There are some safety questions regarding the present design of the AL-R8 system with the sealed insert. The celotex in the outer container may constitute a chemical threat to the sealed insert because of questions of moisture and chlorides. The principal question relates to the carbon steel bolts used for the flanged closure of the sealed insert because these bolts may be more subject to corrosion, and their failure would expose the pit within to the conditions which had caused bolts to fail. The Board considers these design questions to be readily solvable.

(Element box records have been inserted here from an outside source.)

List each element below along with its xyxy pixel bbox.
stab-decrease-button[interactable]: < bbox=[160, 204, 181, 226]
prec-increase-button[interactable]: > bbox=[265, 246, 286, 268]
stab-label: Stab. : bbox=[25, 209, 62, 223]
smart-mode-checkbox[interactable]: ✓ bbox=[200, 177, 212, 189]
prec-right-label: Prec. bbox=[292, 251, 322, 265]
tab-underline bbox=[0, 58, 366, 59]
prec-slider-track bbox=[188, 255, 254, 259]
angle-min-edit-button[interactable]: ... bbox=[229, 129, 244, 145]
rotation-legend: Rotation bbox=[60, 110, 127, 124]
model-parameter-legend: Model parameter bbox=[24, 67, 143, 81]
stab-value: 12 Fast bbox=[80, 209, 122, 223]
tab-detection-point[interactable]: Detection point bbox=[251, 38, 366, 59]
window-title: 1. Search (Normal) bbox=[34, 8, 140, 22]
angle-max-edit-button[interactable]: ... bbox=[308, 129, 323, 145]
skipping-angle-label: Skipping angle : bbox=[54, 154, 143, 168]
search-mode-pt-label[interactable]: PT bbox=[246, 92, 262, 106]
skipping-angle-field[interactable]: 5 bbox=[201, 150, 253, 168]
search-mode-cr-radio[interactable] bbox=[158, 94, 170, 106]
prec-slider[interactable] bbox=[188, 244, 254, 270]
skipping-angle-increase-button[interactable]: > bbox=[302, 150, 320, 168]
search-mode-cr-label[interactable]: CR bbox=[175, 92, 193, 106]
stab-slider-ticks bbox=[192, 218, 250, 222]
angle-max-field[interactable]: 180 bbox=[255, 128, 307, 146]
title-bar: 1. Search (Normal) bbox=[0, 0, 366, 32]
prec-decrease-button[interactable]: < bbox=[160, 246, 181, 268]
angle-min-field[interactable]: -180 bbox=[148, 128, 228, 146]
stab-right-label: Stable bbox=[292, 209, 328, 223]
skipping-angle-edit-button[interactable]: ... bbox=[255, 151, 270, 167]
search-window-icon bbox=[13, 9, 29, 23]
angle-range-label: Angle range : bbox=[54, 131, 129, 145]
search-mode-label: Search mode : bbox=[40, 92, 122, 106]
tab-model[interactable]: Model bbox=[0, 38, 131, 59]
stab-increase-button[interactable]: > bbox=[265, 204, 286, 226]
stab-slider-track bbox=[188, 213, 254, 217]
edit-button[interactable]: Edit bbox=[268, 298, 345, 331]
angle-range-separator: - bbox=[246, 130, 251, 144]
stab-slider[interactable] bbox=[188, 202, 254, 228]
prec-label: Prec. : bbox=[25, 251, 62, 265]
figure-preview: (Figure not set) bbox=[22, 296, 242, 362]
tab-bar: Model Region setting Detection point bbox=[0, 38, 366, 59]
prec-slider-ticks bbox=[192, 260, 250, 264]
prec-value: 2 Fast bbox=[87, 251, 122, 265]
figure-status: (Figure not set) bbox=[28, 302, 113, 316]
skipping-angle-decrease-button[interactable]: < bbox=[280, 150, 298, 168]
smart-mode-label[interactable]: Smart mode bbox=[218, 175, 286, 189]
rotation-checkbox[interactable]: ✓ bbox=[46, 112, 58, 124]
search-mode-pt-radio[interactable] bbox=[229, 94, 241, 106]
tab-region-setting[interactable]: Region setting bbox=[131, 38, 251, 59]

Finally, the end product of the repackaging into the AL-R8 would be placement of all pits in containers unsuitable for shipping, and pits slated for conversion to mixed oxide for reactor fuel might not be available for repackaging in containers that could be certified for shipping until well into the 21st century. To conduct the necessary repackaging into shipping containers not yet even designed would subject personnel to additional radiation exposure. There are no present plans to avoid this situation.

Apart from possible effects of readily avoidable design problems of sealed inserts for AL-R8 containers, the Board regards the use of these sealed inserts for repackaging of pits stored at Pantex to be the basis for acceptable solution during the near term. Repackaging pits into the improved AL-R8 should adequately solve the problems that the design laboratories identified as attached to the existing system of storage. Inspection over time will tell how long such storage can be relied on.

On the other hand, the length of time foreseen for arriving at repackaging of pits into this acceptable state is not compatible with avoidance of safety problems identified by the design laboratories. The Board is also concerned regarding these potential problems. They are a legacy of past manufacture of nuclear weapons and are among the questions raised by the Board's Recommendation 94-1, which addressed the need for safe interim storage of these legacy materials.

Pits in the strategic reserve at Pantex have great value to national defense. These pits, manufactured at great cost and great effort by the Department of Energy and its forebears, are probably only second in importance to nuclear weapons in the military stockpile. In the nuclear weapons defense system, they are effectively irreplaceable. Their assured safe protection should be a vital component of national defense.

Furthermore, DOE's program plan for materials disposition is in peril regarding recycling excess pits into mixed oxide fuel, because there is no container suitable for shipping the pits from the Pantex Plant to the Savannah River Site, and no plans exist for development of such a container.

To further the safety of pits at the Pantex Plant, the Board recommends that:

  1. The remaining questions of materials compatibility affecting the possibility of chemical attack on closure of sealed inserts for AL-R8 containers be settled expeditiously;
  2. Action be taken to accelerate the repackaging of pits into containers suited to safe storage for the near term;
  3. A system of statistical sampling for continued integrity of containers and their sealed inserts for repackaged pits be put into effect suited to forecasting the horizon for need for further repackaging; and
  4. The importance of the above measures be emphasized by defining them as the specific responsibility of a designated individual of the stature, position, and technical knowledge necessary for their accomplishment, and who is given the authority and resources required.